しょうゆは濃い口、薄口などの用途別に分かれる。甘酒は「飲む点滴」といわれるぐらい伝統的な健康飲料である。農産乾物では高野豆腐、麩、くず粉、大豆、小豆など。海産乾物ではヒジキ、のり、寒天、昆布、ワカメなど。米類ではブランド米はじめ、玄米、米ぬか、大麦など。お茶類では煎茶はじめ玉露茶や抹茶など。これら伝統食はスーパーフードとして訴求したい。

新生活がスタート! 自炊応援フェア!

新入学や新社会人として単身生活がスタートする人、また、その人たちの親御さんなどにアピールしたい。キーワードは規則正しく食事して生活のリズムをつかむこと。

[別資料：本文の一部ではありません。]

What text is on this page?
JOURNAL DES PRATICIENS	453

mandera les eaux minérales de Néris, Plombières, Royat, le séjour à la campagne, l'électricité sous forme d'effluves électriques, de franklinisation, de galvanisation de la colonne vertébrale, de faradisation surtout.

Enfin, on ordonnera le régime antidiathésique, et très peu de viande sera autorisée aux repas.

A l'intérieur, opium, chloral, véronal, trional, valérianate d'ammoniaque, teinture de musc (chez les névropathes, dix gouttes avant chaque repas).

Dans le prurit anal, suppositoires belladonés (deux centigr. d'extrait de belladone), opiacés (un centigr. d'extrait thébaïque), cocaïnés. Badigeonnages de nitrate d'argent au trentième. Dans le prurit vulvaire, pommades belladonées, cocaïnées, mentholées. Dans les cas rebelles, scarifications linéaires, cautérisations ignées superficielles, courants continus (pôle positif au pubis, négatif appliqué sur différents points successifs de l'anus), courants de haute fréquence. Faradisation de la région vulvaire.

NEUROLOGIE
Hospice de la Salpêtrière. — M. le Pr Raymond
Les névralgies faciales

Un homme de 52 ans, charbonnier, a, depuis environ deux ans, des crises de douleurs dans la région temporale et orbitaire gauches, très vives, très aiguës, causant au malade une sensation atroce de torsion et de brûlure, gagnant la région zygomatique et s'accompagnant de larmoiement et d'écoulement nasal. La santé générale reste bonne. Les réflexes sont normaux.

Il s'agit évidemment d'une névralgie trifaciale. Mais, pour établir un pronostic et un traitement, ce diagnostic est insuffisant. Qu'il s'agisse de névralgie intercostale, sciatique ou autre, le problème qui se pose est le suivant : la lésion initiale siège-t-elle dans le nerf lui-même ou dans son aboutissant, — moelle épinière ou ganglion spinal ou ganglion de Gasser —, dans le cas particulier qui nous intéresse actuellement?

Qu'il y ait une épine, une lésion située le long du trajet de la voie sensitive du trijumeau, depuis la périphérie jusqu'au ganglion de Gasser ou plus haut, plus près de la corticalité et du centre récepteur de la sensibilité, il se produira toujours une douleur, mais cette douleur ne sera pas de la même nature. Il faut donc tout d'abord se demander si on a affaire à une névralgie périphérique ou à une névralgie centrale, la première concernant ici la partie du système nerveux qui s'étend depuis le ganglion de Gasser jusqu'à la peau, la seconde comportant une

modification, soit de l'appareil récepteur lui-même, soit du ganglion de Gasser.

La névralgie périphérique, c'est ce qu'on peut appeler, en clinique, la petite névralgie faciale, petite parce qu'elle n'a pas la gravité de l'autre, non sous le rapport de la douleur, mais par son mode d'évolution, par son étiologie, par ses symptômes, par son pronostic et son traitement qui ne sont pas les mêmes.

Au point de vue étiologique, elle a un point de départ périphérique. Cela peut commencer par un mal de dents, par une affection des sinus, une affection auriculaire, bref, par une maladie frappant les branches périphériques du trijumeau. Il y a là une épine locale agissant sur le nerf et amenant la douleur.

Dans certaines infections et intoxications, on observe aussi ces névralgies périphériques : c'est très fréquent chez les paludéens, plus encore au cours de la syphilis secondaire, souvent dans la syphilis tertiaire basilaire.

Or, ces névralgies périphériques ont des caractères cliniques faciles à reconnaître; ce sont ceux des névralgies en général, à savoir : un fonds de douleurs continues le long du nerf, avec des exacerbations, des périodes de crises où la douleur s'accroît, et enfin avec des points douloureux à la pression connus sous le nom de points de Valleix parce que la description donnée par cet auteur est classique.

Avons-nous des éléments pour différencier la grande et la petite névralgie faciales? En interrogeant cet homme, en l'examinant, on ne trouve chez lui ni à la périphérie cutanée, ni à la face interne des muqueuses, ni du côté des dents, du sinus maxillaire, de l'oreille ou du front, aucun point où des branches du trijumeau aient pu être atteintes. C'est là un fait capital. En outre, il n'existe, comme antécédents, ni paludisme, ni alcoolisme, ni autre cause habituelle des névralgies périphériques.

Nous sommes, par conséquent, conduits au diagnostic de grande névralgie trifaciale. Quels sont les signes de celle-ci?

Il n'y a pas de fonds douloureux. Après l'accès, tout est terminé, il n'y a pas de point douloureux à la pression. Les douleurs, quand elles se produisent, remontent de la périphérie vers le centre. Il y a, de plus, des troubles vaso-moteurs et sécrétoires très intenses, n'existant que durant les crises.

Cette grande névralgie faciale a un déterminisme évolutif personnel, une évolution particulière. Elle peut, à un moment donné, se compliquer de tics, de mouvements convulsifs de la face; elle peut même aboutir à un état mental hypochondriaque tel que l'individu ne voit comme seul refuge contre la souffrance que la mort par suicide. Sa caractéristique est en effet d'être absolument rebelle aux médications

新たに単身生活に入った人は偏った外食や欠食になりやすいといわれている。そうならないために、簡単便利で重宝な自活応援をテーマに売場づくりをしたい。

重点商品

必須アイテムとして無洗米、パックご飯、フリーズドライのみそ汁類、カップスープ類、各種レトルト食品、サバ缶などの魚缶、蜂蜜、野菜ジュース類、スティック式コーヒーなど。その他、常備しておくと重宝はカップ麵類やインスタント麺類、レトルト合わせ調味類など。

菓子

春らんまん!桜色の菓子たち、全員集合!

この時季、すっかり外は春のまぶしいぐらいの光の中。そこで、春の色である桜色に統一した売場をつくり、訴求力を高めたい。具体的にはパッケージ、袋がピンク色系、赤色系でまとめたエンドとして品揃え訴求したい。

重点商品

定番売場の中のカテゴリーごとにピンク色系、赤色系のパッケージの商品群をピックアップして選別して陳列訴求したい。カテゴリーはチョコレート、キャンディ、グミ、スナック、コンニャクゼリー、クッキー、ビスケット、各種ポケット菓子類など。

三寒四温、温かショウガの伝統菓子!

薬膳料理に食材としてショウガはよく使われているが、昔からショウガは体を温めてくれるといわれている。そこで、三寒四温のこの時季、ショウガを材料にした菓子を提案訴求したい。ポイントは品揃え訴求でアイテムをなるべく多く展開して、買上点数アップ、まとめ買いを提案する。

重点商品

ショウガせんべい、ショウガかりんとう、ショウガケンピ、ショウガ喉あめ、ショウガ黒糖、ショウガクッキー、ショウガ砂糖漬け、ショウガドライ薄切り、ショウガおこし、ジンジャーチョコレートなど。

春のお彼岸! 懐かしい和菓子フェア!

店舗によっては日配の和スイーツになるが、菓子部門としても提案。売場の色使いとして、桜色、ウグイス色の敷布を使いエンドではなく、平台にて展開する。また、飾り付けとして茶器や一輪挿しなども添えて和のたたずまいを演出。

重点商品

桜もち、草餅、柏餅、よもぎ餅、ぼた餅、どら焼き、カステラ、ようかん、栗ぼうろ、ヤドリギ、破れ饅頭など。

新生活スタート! しっかり朝食フェア

栄養・規則正しい生活の提案をシリアル商品中心に訴求した売場をつくりたい。さらに、野菜ジュースや牛乳など、統一POPで他の部門との関連販売を強調。

重点商品

カルビーのオーツ麦、ライ麦、玄米、フルーツを材料にしたフルグラ、日本ケロッグの発酵性食物繊維の入ったオールブラン、乳酸菌、鉄分、カルシウム、9種のビタミンを含むシスコーンフロストなどを訴求。